I had to help her because in a way, she was me. I have been there. I have been the one wanting to cry, to bawl, but having to keep it together instead. I have been the one crying in public, wanting help, and having no one reach out. I have felt sad and alone and I would not let this woman feel that this morning. Because I have been there. And it hurts, really, really hurts.
“Hi. Are you okay?” I asked.
“No.” Tears started falling down her face, her perfect mascara now running.
“What can I do? Can I get you a seat? A tissue?”
The boys sat quietly. Listening. Watching.
“No. I just need a friend.”
I just need a friend.
I just need a friend.
Oh these words how they broke my heart. I wanted to hug her and tell her that she is not alone, that it will be alright, that she can call me whenever. I wanted to sit down and let her talk for as long as she needed. I wanted to be there for her because gosh, how often as a mom, as a person, do I feel that?
That I just need a friend.
I don’t need judgement, or advice, or anything else, I just need a friend. A friend to let me cry, a friend to listen, a friend who when my tears are done, will tell me it will be okay and I know that it will be because just having talked will have made me feel better.
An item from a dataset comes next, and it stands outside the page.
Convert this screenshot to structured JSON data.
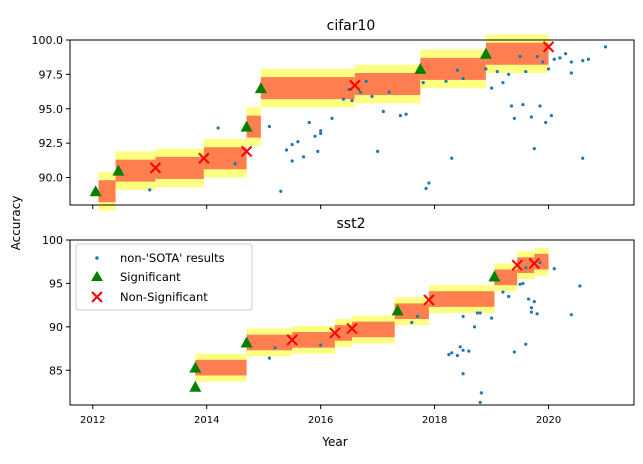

I wanted to be that friend for her at that moment but knew my clock with my kids was ticking. I knew the minute she opened up that my boys would get antsy and she would be cut off. And I did NOT want that for this person.
So I did my best.
“Oh my. I am so sorry you are having a rough morning. Did you have coffee? Let me buy you a coffee?”
“Oh, I tried to get coffee but I couldn’t even go in.”
“WE will get it for you. What do you want?”
My boys and I went into the store and ordered our new friend a latte and a croissant because #1 thought it would make her smile. And he wanted her to smile. Because she was very sad he said.
We came out to find our new friend hugging an old friend. I was so relieved that she had found what she needed at that moment. She graciously accepted her coffee and croissant and we graciously denied her attempts to pay us back. We wished her well and walked on our way, my boys asking if she would be alright? Why was she sad? Did she need a hug? Did she need her mommy?
A few steps later we were over the train platform and looking down.
There stood our new friend, wiping away her tears. The boys called to her.
She looked up.
“Blow her a kiss boys, she needs to feel loved.” I said.
And they did. Three kisses were sent her way. And she caught them. And blew a kiss and a smile back.
The next morning the weather cooperated and we walked to town again, as usual. The entire walk the boys asked about “the lady” wondering if we would see her, if she would still be sad.
We did see her. The timing couldn’t have been more perfect, almost as if it was meant to be, as we were running late and yet we literally met her at the door as she was walking in. She smiled a shy smile, almost an embarrassed smile. The boys said hi and asked if she was feeling better. She said yes and then quietly ordered her latte.
Then she said the following to the man behind the counter:
“I’m so sorry for yesterday. There is just a lot of stress in my life. I was just having a rough morning.”
Today I didn’t want to tell her it would be okay. I wanted to tell her,
DO NOT apologize for crying. Do not apologize for not being all buttoned up for a few moments. It is OKAY to let go and let the stress out. It’s OKAY.
Hmmm…perhaps I should heed my own advice?